Last week, while giving a seminar, I suddenly felt as if the sentences coming out of my mouth weren't mine. And the brain controlling that mouth didn't seem to be mine either. This was not the first time I had suffered 'imposter syndrome'.

Although not officially recognized as a psychological disorder, it might have been if doctors had used me as a case study a few years back. Whether I had success in sub-cloning a long DNA fragment or fashioning a unique experimental design, I would usually attribute such accomplishments to luck.

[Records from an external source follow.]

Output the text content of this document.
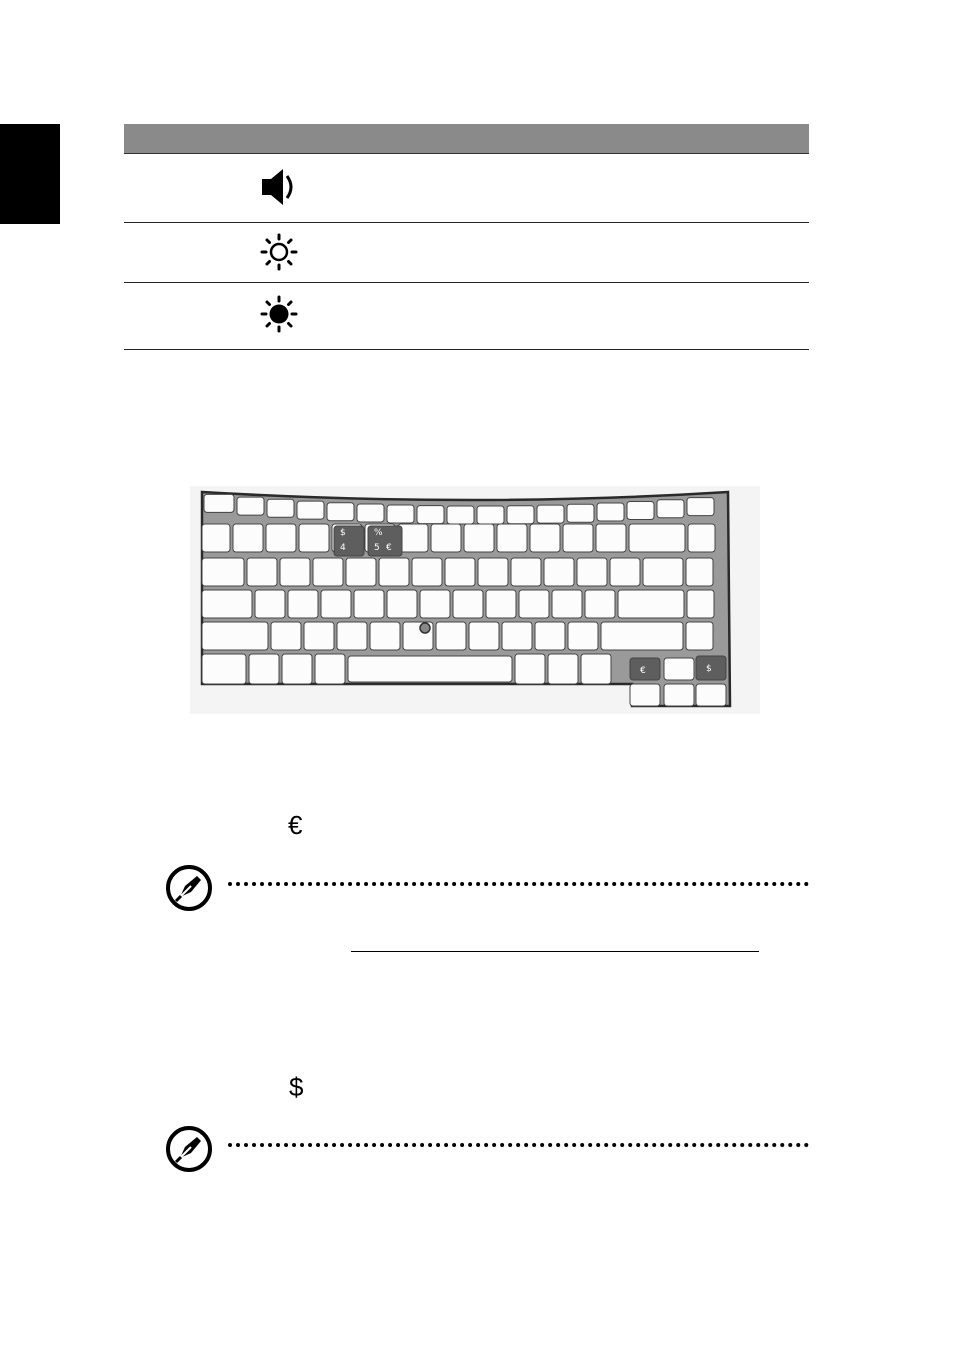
$
4
%
5 €
€	$
€
$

I was relieved to discover that imposter syndrome is widespread in academia: sometimes successful people are unable to accept that their accomplishments are deserved. In extreme cases, I've heard it can lead people to avoid challenges altogether, for fear of failure. Fortunately, I have never suffered to that extent.

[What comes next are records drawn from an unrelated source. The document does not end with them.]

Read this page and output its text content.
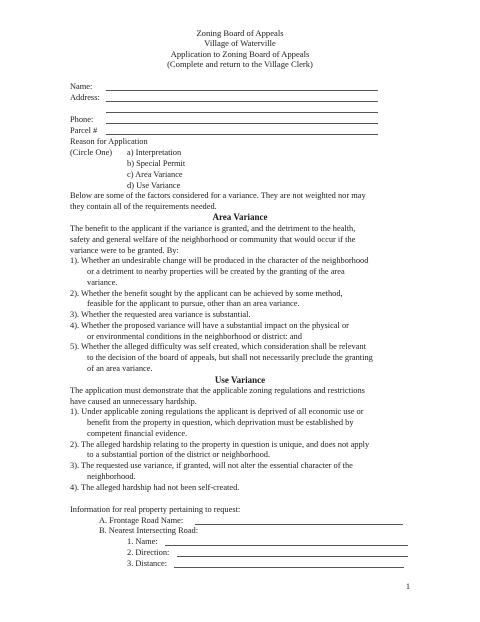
Zoning Board of Appeals
Village of Waterville
Application to Zoning Board of Appeals
(Complete and return to the Village Clerk)
Name:
Address:
Phone:
Parcel #
Reason for Application
(Circle One) a) Interpretation
b) Special Permit
c) Area Variance
d) Use Variance
Below are some of the factors considered for a variance. They are not weighted nor may
they contain all of the requirements needed.
Area Variance
The benefit to the applicant if the variance is granted, and the detriment to the health,
safety and general welfare of the neighborhood or community that would occur if the
variance were to be granted. By:
1). Whether an undesirable change will be produced in the character of the neighborhood
or a detriment to nearby properties will be created by the granting of the area
variance.
2). Whether the benefit sought by the applicant can be achieved by some method,
feasible for the applicant to pursue, other than an area variance.
3). Whether the requested area variance is substantial.
4). Whether the proposed variance will have a substantial impact on the physical or
or environmental conditions in the neighborhood or district: and
5). Whether the alleged difficulty was self created, which consideration shall be relevant
to the decision of the board of appeals, but shall not necessarily preclude the granting
of an area variance.
Use Variance
The application must demonstrate that the applicable zoning regulations and restrictions
have caused an unnecessary hardship.
1). Under applicable zoning regulations the applicant is deprived of all economic use or
benefit from the property in question, which deprivation must be established by
competent financial evidence.
2). The alleged hardship relating to the property in question is unique, and does not apply
to a substantial portion of the district or neighborhood.
3). The requested use variance, if granted, will not alter the essential character of the
neighborhood.
4). The alleged hardship had not been self-created.
Information for real property pertaining to request:
A. Frontage Road Name:
B. Nearest Intersecting Road:
1. Name:
2. Direction:
3. Distance:
1
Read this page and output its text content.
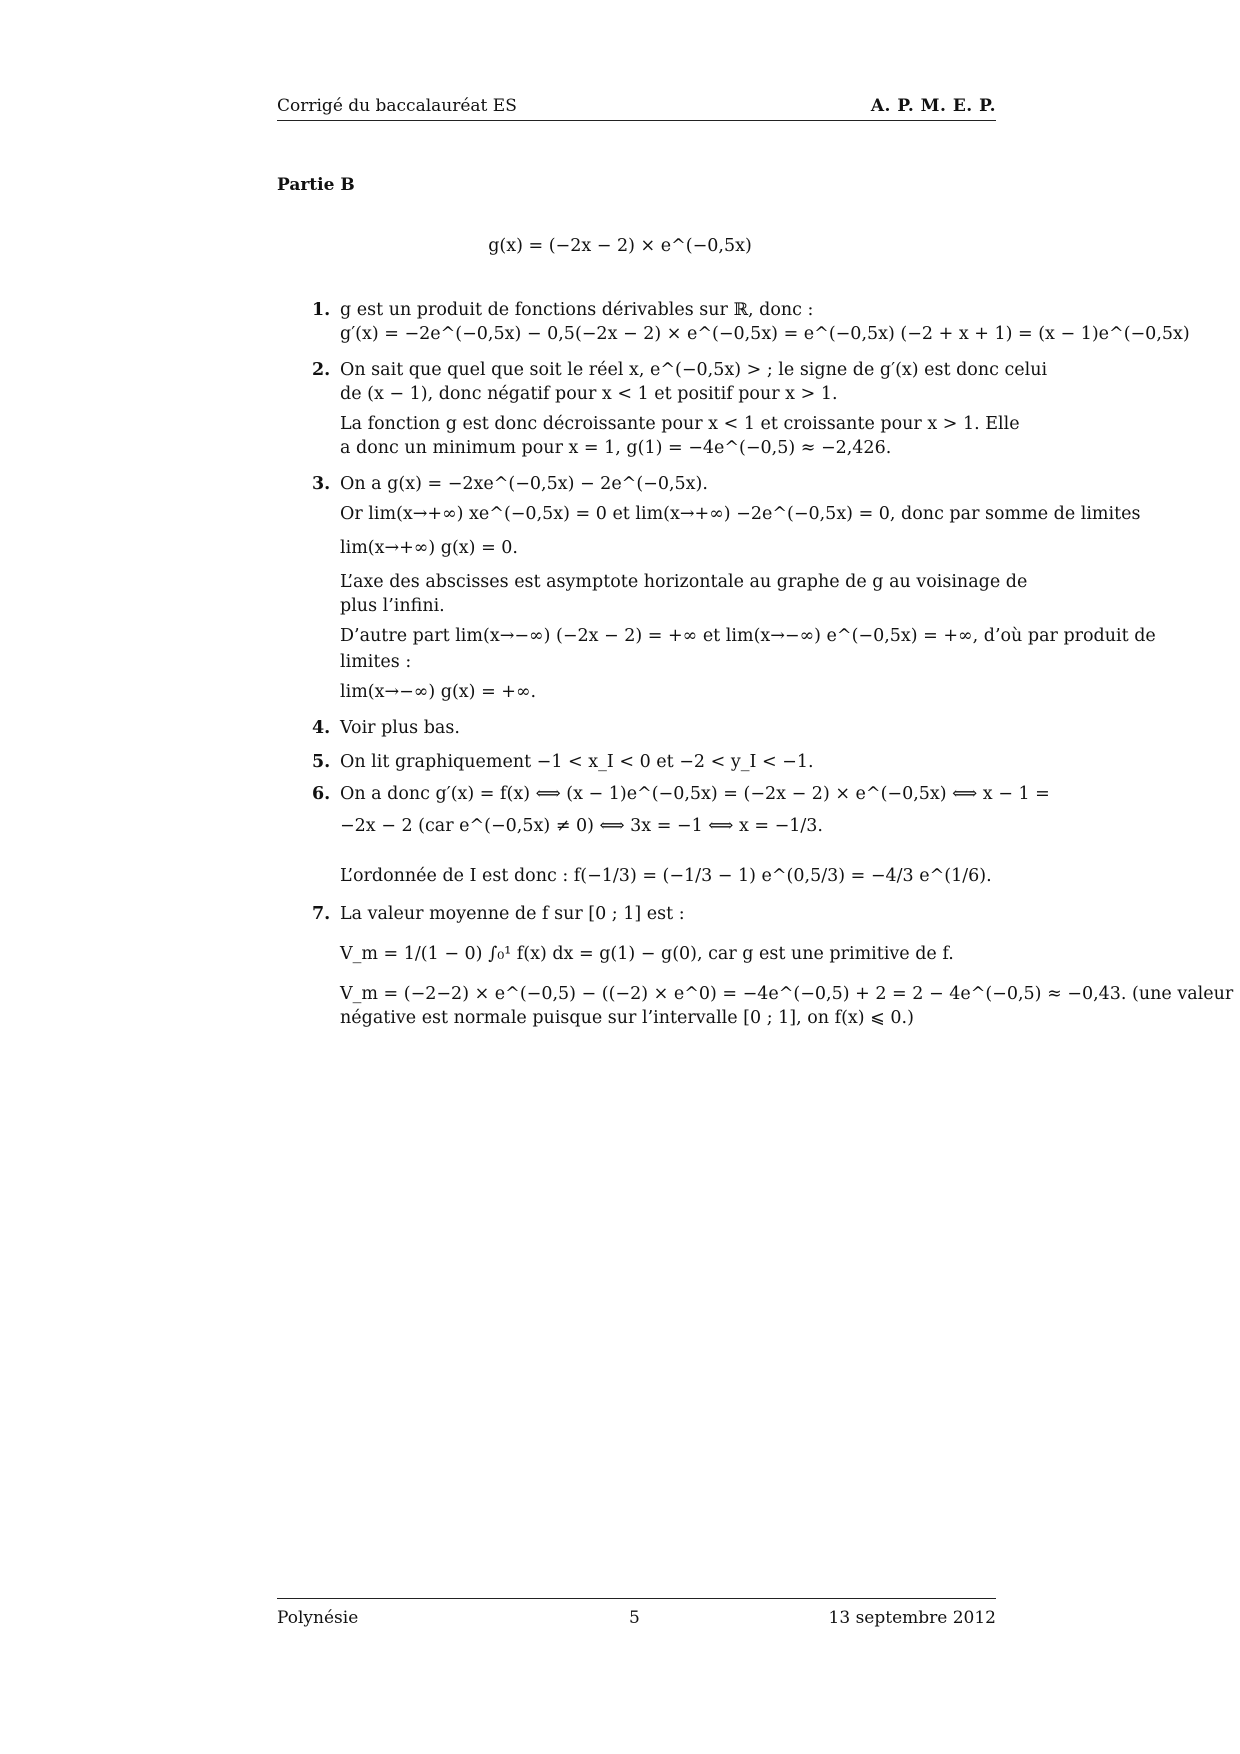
Corrigé du baccalauréat ES	A. P. M. E. P.
Partie B
g(x) = (−2x − 2) × e^(−0,5x)
1. g est un produit de fonctions dérivables sur ℝ, donc :
g′(x) = −2e^(−0,5x) − 0,5(−2x − 2) × e^(−0,5x) = e^(−0,5x) (−2 + x + 1) = (x − 1)e^(−0,5x)
2. On sait que quel que soit le réel x, e^(−0,5x) > ; le signe de g′(x) est donc celui
de (x − 1), donc négatif pour x < 1 et positif pour x > 1.
La fonction g est donc décroissante pour x < 1 et croissante pour x > 1. Elle
a donc un minimum pour x = 1, g(1) = −4e^(−0,5) ≈ −2,426.
3. On a g(x) = −2xe^(−0,5x) − 2e^(−0,5x).
Or lim(x→+∞) xe^(−0,5x) = 0 et lim(x→+∞) −2e^(−0,5x) = 0, donc par somme de limites
lim(x→+∞) g(x) = 0.
L’axe des abscisses est asymptote horizontale au graphe de g au voisinage de
plus l’infini.
D’autre part lim(x→−∞) (−2x − 2) = +∞ et lim(x→−∞) e^(−0,5x) = +∞, d’où par produit de
limites :
lim(x→−∞) g(x) = +∞.
4. Voir plus bas.
5. On lit graphiquement −1 < x_I < 0 et −2 < y_I < −1.
6. On a donc g′(x) = f(x) ⟺ (x − 1)e^(−0,5x) = (−2x − 2) × e^(−0,5x) ⟺ x − 1 =
−2x − 2 (car e^(−0,5x) ≠ 0) ⟺ 3x = −1 ⟺ x = −1/3.
L’ordonnée de I est donc : f(−1/3) = (−1/3 − 1) e^(0,5/3) = −4/3 e^(1/6).
7. La valeur moyenne de f sur [0 ; 1] est :
V_m = 1/(1 − 0) ∫₀¹ f(x) dx = g(1) − g(0), car g est une primitive de f.
V_m = (−2−2) × e^(−0,5) − ((−2) × e^0) = −4e^(−0,5) + 2 = 2 − 4e^(−0,5) ≈ −0,43. (une valeur
négative est normale puisque sur l’intervalle [0 ; 1], on f(x) ⩽ 0.)
Polynésie	5	13 septembre 2012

In fact, what I have come to realize is that the syndrome is a mechanism to keep my ego in check. This can be a good thing. An ego can be a dangerous monster, as I found out as an undergraduate student when I alienated a few lab mates by gloating that my fruitfly genetics project was far superior to theirs. Ironically, not long after, I scored a paltry 65 on my fruitfly genetics exam. Perhaps a few recent successes explain the resurgence of the imposter in my seminar. Maybe it's time my ego was tamed once again.